An obvious work-around would be for a subset of ASEAN members, the five or six that are most strongly opposed to the South China Sea's incorporation into greater China, to come forward with their own initiative. Ideally, Vietnam, Malaysia, the Philippines and Brunei, cheered on by Indonesia and Singapore, would sort out among themselves just what it is they claim and do not claim, as proposed in recent articles by independent analysts.
None of the claimants would have to give up their claims at this point, the analysts have argued. But by clarifying the legal basis of their maritime claims and separating these from the more difficult but geographically much smaller disputes based on claims to land features, they would be able to present a united front to China on this crucial point: the only acceptable basis for maritime claims in the South China Sea is international law.

The process just described would challenge the political ingenuity of all six of the Southeast Asian states just mentioned, particularly Vietnam and Malaysia. Vietnam has asserted that it is ready to rely on international law to settle claims, but doing so may play badly with citizens who, like counterparts in China, cling to an expansive notion of Vietnam's "historical seas". As for Malaysia, it simply needs to stand up and be counted. So far, Malaysia and Brunei seem to have allowed themselves to imagine that China will be satiated once it has drunk its fill of the waters offshore Vietnam and the Philippines.

China has relied on assertions that its sailors and fishermen traversed "China's South Sea" in the past, evidently considering that and its growing naval strength to be sufficient argument.

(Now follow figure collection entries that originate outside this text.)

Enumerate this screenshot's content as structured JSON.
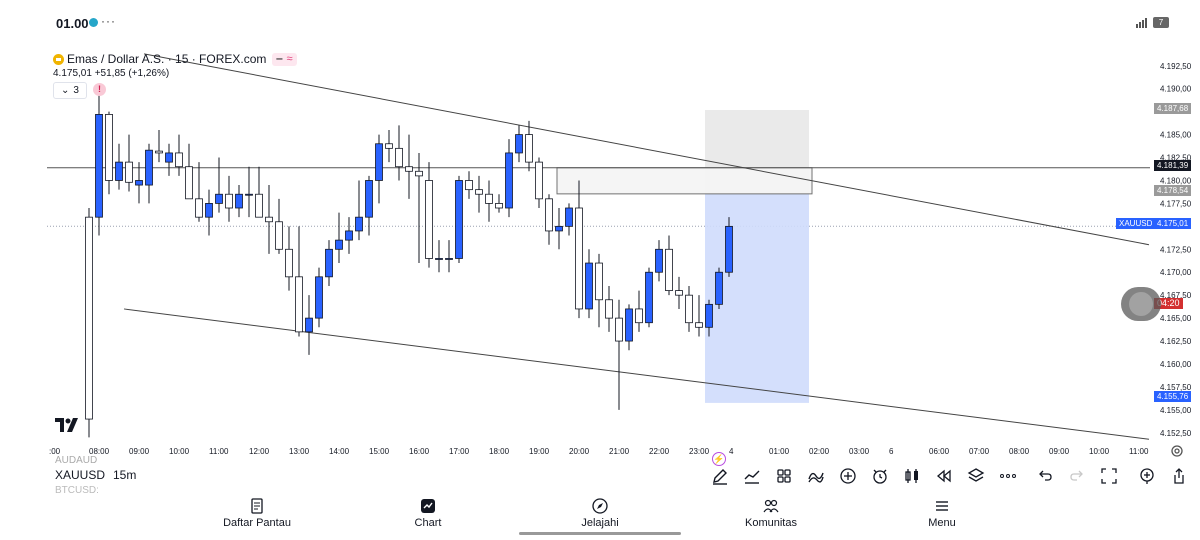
{
  "status_bar": {
    "time": "01.00",
    "dots": "···",
    "battery": "7"
  },
  "legend": {
    "symbol_title": "Emas / Dollar A.S. · 15 · FOREX.com",
    "badge_minus": "‒",
    "badge_approx": "≈",
    "price_line": "4.175,01 +51,85 (+1,26%)",
    "indicator_count": "3",
    "indicator_chevron": "⌄",
    "alert_mark": "!"
  },
  "price_axis": {
    "labels": [
      "4.192,50",
      "4.190,00",
      "4.185,00",
      "4.182,50",
      "4.180,00",
      "4.177,50",
      "4.172,50",
      "4.170,00",
      "4.167,50",
      "4.165,00",
      "4.162,50",
      "4.160,00",
      "4.157,50",
      "4.155,00",
      "4.152,50"
    ],
    "tag_upper_box": "4.187,68",
    "tag_horizontal": "4.181,39",
    "tag_entry": "4.178,54",
    "tag_last": "4.175,01",
    "tag_symbol": "XAUUSD",
    "tag_lower_box": "4.155,76",
    "countdown": "04:20"
  },
  "time_axis": {
    "labels": [
      ":00",
      "08:00",
      "09:00",
      "10:00",
      "11:00",
      "12:00",
      "13:00",
      "14:00",
      "15:00",
      "16:00",
      "17:00",
      "18:00",
      "19:00",
      "20:00",
      "21:00",
      "22:00",
      "23:00",
      "4",
      "01:00",
      "02:00",
      "03:00",
      "6",
      "06:00",
      "07:00",
      "08:00",
      "09:00",
      "10:00",
      "11:00"
    ]
  },
  "chart_data": {
    "type": "candlestick",
    "symbol": "XAUUSD",
    "interval": "15",
    "candles": [
      {
        "o": 4176.0,
        "h": 4177.0,
        "l": 4152.0,
        "c": 4154.0
      },
      {
        "o": 4176.0,
        "h": 4190.5,
        "l": 4174.0,
        "c": 4187.2
      },
      {
        "o": 4187.2,
        "h": 4187.5,
        "l": 4178.5,
        "c": 4180.0
      },
      {
        "o": 4180.0,
        "h": 4184.0,
        "l": 4179.0,
        "c": 4182.0
      },
      {
        "o": 4182.0,
        "h": 4185.0,
        "l": 4178.8,
        "c": 4179.8
      },
      {
        "o": 4179.5,
        "h": 4182.0,
        "l": 4177.5,
        "c": 4180.0
      },
      {
        "o": 4179.5,
        "h": 4184.0,
        "l": 4177.5,
        "c": 4183.3
      },
      {
        "o": 4183.2,
        "h": 4185.5,
        "l": 4182.0,
        "c": 4183.0
      },
      {
        "o": 4182.0,
        "h": 4184.0,
        "l": 4180.5,
        "c": 4183.0
      },
      {
        "o": 4183.0,
        "h": 4185.0,
        "l": 4180.5,
        "c": 4181.5
      },
      {
        "o": 4181.5,
        "h": 4184.0,
        "l": 4178.0,
        "c": 4178.0
      },
      {
        "o": 4178.0,
        "h": 4182.0,
        "l": 4175.5,
        "c": 4176.0
      },
      {
        "o": 4176.0,
        "h": 4179.0,
        "l": 4174.0,
        "c": 4177.5
      },
      {
        "o": 4177.5,
        "h": 4182.5,
        "l": 4176.5,
        "c": 4178.5
      },
      {
        "o": 4178.5,
        "h": 4180.5,
        "l": 4175.5,
        "c": 4177.0
      },
      {
        "o": 4177.0,
        "h": 4179.5,
        "l": 4176.0,
        "c": 4178.5
      },
      {
        "o": 4178.5,
        "h": 4181.5,
        "l": 4176.0,
        "c": 4178.5
      },
      {
        "o": 4178.5,
        "h": 4181.5,
        "l": 4176.0,
        "c": 4176.0
      },
      {
        "o": 4176.0,
        "h": 4179.5,
        "l": 4172.0,
        "c": 4175.5
      },
      {
        "o": 4175.5,
        "h": 4178.0,
        "l": 4172.0,
        "c": 4172.5
      },
      {
        "o": 4172.5,
        "h": 4175.0,
        "l": 4168.0,
        "c": 4169.5
      },
      {
        "o": 4169.5,
        "h": 4175.0,
        "l": 4163.0,
        "c": 4163.5
      },
      {
        "o": 4163.5,
        "h": 4167.5,
        "l": 4161.0,
        "c": 4165.0
      },
      {
        "o": 4165.0,
        "h": 4170.5,
        "l": 4164.0,
        "c": 4169.5
      },
      {
        "o": 4169.5,
        "h": 4173.5,
        "l": 4168.5,
        "c": 4172.5
      },
      {
        "o": 4172.5,
        "h": 4176.5,
        "l": 4171.0,
        "c": 4173.5
      },
      {
        "o": 4173.5,
        "h": 4176.0,
        "l": 4172.0,
        "c": 4174.5
      },
      {
        "o": 4174.5,
        "h": 4180.0,
        "l": 4173.5,
        "c": 4176.0
      },
      {
        "o": 4176.0,
        "h": 4180.5,
        "l": 4174.0,
        "c": 4180.0
      },
      {
        "o": 4180.0,
        "h": 4185.0,
        "l": 4177.5,
        "c": 4184.0
      },
      {
        "o": 4184.0,
        "h": 4185.5,
        "l": 4182.0,
        "c": 4183.5
      },
      {
        "o": 4183.5,
        "h": 4186.0,
        "l": 4180.0,
        "c": 4181.5
      },
      {
        "o": 4181.5,
        "h": 4185.0,
        "l": 4178.0,
        "c": 4181.0
      },
      {
        "o": 4181.0,
        "h": 4183.0,
        "l": 4171.0,
        "c": 4180.5
      },
      {
        "o": 4180.0,
        "h": 4182.0,
        "l": 4170.5,
        "c": 4171.5
      },
      {
        "o": 4171.5,
        "h": 4173.5,
        "l": 4170.0,
        "c": 4171.5
      },
      {
        "o": 4171.5,
        "h": 4173.5,
        "l": 4170.0,
        "c": 4171.5
      },
      {
        "o": 4171.5,
        "h": 4180.5,
        "l": 4171.0,
        "c": 4180.0
      },
      {
        "o": 4180.0,
        "h": 4181.0,
        "l": 4178.0,
        "c": 4179.0
      },
      {
        "o": 4179.0,
        "h": 4180.5,
        "l": 4176.5,
        "c": 4178.5
      },
      {
        "o": 4178.5,
        "h": 4180.0,
        "l": 4175.5,
        "c": 4177.5
      },
      {
        "o": 4177.5,
        "h": 4178.5,
        "l": 4176.5,
        "c": 4177.0
      },
      {
        "o": 4177.0,
        "h": 4184.5,
        "l": 4176.0,
        "c": 4183.0
      },
      {
        "o": 4183.0,
        "h": 4186.0,
        "l": 4182.0,
        "c": 4185.0
      },
      {
        "o": 4185.0,
        "h": 4186.5,
        "l": 4181.0,
        "c": 4182.0
      },
      {
        "o": 4182.0,
        "h": 4182.5,
        "l": 4177.0,
        "c": 4178.0
      },
      {
        "o": 4178.0,
        "h": 4178.5,
        "l": 4173.0,
        "c": 4174.5
      },
      {
        "o": 4174.5,
        "h": 4177.0,
        "l": 4172.5,
        "c": 4175.0
      },
      {
        "o": 4175.0,
        "h": 4177.5,
        "l": 4174.0,
        "c": 4177.0
      },
      {
        "o": 4177.0,
        "h": 4180.0,
        "l": 4165.0,
        "c": 4166.0
      },
      {
        "o": 4166.0,
        "h": 4172.5,
        "l": 4165.0,
        "c": 4171.0
      },
      {
        "o": 4171.0,
        "h": 4172.0,
        "l": 4164.0,
        "c": 4167.0
      },
      {
        "o": 4167.0,
        "h": 4168.5,
        "l": 4163.5,
        "c": 4165.0
      },
      {
        "o": 4165.0,
        "h": 4167.0,
        "l": 4155.0,
        "c": 4162.5
      },
      {
        "o": 4162.5,
        "h": 4166.5,
        "l": 4161.5,
        "c": 4166.0
      },
      {
        "o": 4166.0,
        "h": 4168.0,
        "l": 4163.5,
        "c": 4164.5
      },
      {
        "o": 4164.5,
        "h": 4170.5,
        "l": 4164.0,
        "c": 4170.0
      },
      {
        "o": 4170.0,
        "h": 4173.5,
        "l": 4169.0,
        "c": 4172.5
      },
      {
        "o": 4172.5,
        "h": 4174.0,
        "l": 4167.5,
        "c": 4168.0
      },
      {
        "o": 4168.0,
        "h": 4169.5,
        "l": 4166.0,
        "c": 4167.5
      },
      {
        "o": 4167.5,
        "h": 4168.5,
        "l": 4163.5,
        "c": 4164.5
      },
      {
        "o": 4164.5,
        "h": 4167.5,
        "l": 4163.0,
        "c": 4164.0
      },
      {
        "o": 4164.0,
        "h": 4167.0,
        "l": 4163.0,
        "c": 4166.5
      },
      {
        "o": 4166.5,
        "h": 4170.5,
        "l": 4166.0,
        "c": 4170.0
      },
      {
        "o": 4170.0,
        "h": 4176.0,
        "l": 4169.5,
        "c": 4175.0
      }
    ],
    "horizontal_line": 4181.39,
    "entry_zone": [
      4178.54,
      4181.39
    ],
    "risk_reward": {
      "upper": 4187.68,
      "entry": 4178.54,
      "lower": 4155.76
    },
    "trendlines": [
      {
        "from": [
          0,
          4193.8
        ],
        "to": [
          80,
          4173.0
        ]
      },
      {
        "from": [
          -2,
          4166.0
        ],
        "to": [
          80,
          4151.8
        ]
      }
    ],
    "last_price": 4175.01,
    "ylim": [
      4151.5,
      4194.0
    ],
    "colors": {
      "up": "#2962ff",
      "down": "#ffffff",
      "outline": "#131722",
      "accent": "#2962ff"
    }
  },
  "symbol_switcher": {
    "above": "AUDAUD",
    "current": "XAUUSD",
    "interval": "15m",
    "below": "BTCUSD:"
  },
  "toolbar": {
    "icons": [
      "pencil-icon",
      "chart-type-icon",
      "grid-icon",
      "indicators-icon",
      "add-icon",
      "alarm-icon",
      "candles-icon",
      "replay-icon",
      "layers-icon",
      "more-icon",
      "undo-icon",
      "redo-icon",
      "fullscreen-icon",
      "add-alert-icon",
      "share-icon"
    ]
  },
  "bottom_nav": {
    "items": [
      {
        "label": "Daftar Pantau",
        "icon": "watchlist-icon"
      },
      {
        "label": "Chart",
        "icon": "chart-icon"
      },
      {
        "label": "Jelajahi",
        "icon": "compass-icon"
      },
      {
        "label": "Komunitas",
        "icon": "community-icon"
      },
      {
        "label": "Menu",
        "icon": "menu-icon"
      }
    ]
  }
}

As long as the claims of the other littoral states remain ambiguous, the strategic deadlock will persist - a situation that creates optimal conditions for China to create more "facts" and to cut bilateral deals at the expense of other claimants.

Conversely, if the ASEAN states with most at stake can forge a common position anchored in principles of international law, they will have a far more compelling claim to support by others - once again, most notably, by the US.